The suggestion of a betrayal over Bentley particularly raised Redvers' ire. "I couldn't believe it when I read that Harry had had his contract terminated as that's just not true," he said.
"He's a brilliant young jockey with a great pair of hands. He'll continue to ride for us and I couldn't recommend him enough to anybody else.
"Sheikh Fahad became aware of the situation whereby a young jockey can lose their claim and struggle for a bit and he wanted to do something to help. Harry had a one-year contract and did very well for us and that was extended to two years and now it's come to an end, but he certainly hasn't been sacked.
"He's a smashing fella with a good brain, a credit to the sport and a bloody good jockey too."
As for securing a replacment to Spencers, Redvers admitted that the situation had been fraught behind the scenes.
"He kept beating us!" was his initial assessment when asked why Andrea Atzeni had got the vote as Spencer's replacement. "He gave a horse of ours trained by Stuart Williams a great ride for us earlier the season but we'd always had him on the radar. Roger Varian is a good friend of mine and we had a conversation about him and things went from there.
"He was just the best man for the job.
"To be honest it was a bit of a nervy couple of days while Andrea decided what he wanted to do, but in the end I locked him in a room with Sheikh Fahad for half an hour and he must have done something to make up his mind."
Will Spencer tell his side of the story at some stage? Redvers said: "I'm sure he will talk to you when he's ready to but he's probably still coming to terms with it all."
Redvers himself looked like a man who had been through the mill this week, although this victory and a Listed-race success at the Curragh within the space of 15 minutes had put the spring back into his step.
Spencer, meanwhile, stayed within the weighing room, keeping his own counsel. Less than two hours earlier, he'd been one of a number of jockeys forced to take dramatic evasive action when the saddle of Joe Doyle, riding Mantou for Michael Bell, slipped round throwing the jockey to the turf in the very final strides of the Melrose Handicap.
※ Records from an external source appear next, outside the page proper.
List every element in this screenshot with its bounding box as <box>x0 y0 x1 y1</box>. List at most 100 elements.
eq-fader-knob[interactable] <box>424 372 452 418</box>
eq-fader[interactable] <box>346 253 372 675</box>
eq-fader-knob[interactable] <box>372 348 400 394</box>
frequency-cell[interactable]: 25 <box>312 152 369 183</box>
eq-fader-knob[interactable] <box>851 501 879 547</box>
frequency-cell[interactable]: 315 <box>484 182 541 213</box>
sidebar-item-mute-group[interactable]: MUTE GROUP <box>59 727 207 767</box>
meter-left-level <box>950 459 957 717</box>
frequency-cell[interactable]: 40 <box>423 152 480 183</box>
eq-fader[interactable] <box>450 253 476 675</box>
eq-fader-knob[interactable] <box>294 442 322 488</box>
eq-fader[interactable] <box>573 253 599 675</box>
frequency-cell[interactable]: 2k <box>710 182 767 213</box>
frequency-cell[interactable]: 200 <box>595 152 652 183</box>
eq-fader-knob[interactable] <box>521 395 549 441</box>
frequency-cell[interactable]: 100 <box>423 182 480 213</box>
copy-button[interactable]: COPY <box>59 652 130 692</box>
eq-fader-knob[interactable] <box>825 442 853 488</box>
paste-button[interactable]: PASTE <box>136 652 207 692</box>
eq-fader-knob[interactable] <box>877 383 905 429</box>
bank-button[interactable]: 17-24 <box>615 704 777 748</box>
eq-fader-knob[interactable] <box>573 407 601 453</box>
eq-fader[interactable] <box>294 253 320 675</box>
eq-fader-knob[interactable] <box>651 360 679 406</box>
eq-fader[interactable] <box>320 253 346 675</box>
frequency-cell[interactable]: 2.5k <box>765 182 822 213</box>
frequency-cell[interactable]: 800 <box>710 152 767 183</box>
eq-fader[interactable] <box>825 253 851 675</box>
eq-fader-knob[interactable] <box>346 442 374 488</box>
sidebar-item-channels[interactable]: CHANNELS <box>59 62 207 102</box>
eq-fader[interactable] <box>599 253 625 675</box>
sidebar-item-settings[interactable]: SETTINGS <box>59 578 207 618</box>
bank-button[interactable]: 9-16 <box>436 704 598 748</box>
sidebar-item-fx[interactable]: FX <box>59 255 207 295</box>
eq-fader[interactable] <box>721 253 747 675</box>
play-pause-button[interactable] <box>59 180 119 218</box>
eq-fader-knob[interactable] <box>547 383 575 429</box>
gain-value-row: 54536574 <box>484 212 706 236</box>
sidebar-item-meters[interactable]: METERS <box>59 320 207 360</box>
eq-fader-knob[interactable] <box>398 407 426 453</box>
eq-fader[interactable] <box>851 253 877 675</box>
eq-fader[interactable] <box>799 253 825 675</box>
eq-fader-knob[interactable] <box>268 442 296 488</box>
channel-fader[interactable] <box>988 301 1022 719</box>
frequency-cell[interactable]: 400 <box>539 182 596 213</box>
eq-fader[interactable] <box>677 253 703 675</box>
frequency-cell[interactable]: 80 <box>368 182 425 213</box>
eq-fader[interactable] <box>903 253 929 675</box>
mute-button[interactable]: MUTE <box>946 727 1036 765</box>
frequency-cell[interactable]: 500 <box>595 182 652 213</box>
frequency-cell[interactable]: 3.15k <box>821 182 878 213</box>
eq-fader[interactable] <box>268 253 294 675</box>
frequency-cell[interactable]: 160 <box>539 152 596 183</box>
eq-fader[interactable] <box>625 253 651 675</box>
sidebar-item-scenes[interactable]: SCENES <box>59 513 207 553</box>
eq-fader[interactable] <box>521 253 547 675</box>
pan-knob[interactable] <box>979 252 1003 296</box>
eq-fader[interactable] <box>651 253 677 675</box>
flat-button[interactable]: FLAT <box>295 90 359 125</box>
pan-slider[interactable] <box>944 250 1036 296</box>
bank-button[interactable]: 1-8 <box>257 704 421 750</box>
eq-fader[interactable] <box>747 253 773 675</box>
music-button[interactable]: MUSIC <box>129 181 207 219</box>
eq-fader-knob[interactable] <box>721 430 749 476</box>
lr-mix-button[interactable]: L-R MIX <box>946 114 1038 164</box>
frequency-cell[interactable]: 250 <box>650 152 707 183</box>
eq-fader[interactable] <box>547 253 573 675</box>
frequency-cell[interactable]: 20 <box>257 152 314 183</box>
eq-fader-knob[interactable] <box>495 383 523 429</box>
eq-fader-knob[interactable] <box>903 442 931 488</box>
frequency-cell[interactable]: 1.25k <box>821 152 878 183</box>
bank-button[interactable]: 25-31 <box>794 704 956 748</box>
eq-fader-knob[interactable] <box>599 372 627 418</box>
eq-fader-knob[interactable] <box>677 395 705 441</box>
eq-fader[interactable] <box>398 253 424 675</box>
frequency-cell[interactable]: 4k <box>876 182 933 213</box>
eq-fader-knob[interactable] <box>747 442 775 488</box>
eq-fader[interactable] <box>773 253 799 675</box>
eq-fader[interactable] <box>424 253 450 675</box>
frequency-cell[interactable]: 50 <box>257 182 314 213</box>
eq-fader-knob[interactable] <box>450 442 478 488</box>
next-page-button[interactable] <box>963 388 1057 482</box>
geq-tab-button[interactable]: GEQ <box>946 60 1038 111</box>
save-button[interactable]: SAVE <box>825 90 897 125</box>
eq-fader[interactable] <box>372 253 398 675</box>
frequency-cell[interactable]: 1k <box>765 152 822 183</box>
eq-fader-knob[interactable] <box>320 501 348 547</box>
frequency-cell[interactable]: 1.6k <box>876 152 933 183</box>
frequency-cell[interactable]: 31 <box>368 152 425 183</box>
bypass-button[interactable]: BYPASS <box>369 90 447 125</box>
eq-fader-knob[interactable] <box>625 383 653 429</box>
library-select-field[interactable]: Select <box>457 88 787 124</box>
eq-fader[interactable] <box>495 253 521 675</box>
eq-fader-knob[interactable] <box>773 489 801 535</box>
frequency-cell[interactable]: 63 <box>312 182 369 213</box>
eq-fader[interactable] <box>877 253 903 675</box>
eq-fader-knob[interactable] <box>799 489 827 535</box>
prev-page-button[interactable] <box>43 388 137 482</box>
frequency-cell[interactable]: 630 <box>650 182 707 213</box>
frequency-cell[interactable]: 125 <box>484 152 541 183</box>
Seeing the whites of Doyle's eyes as he lay on the turf, helpless as tonnes of thoroughbred careered towards him, may just have helped convince Spencer that he'd made the right decision. Whether he'll still feel the same way in 12 months' time when he watches another rider don the same silks and bid to win the Roses Stakes for Qatar Racing for the third consecutive year remains to be seen.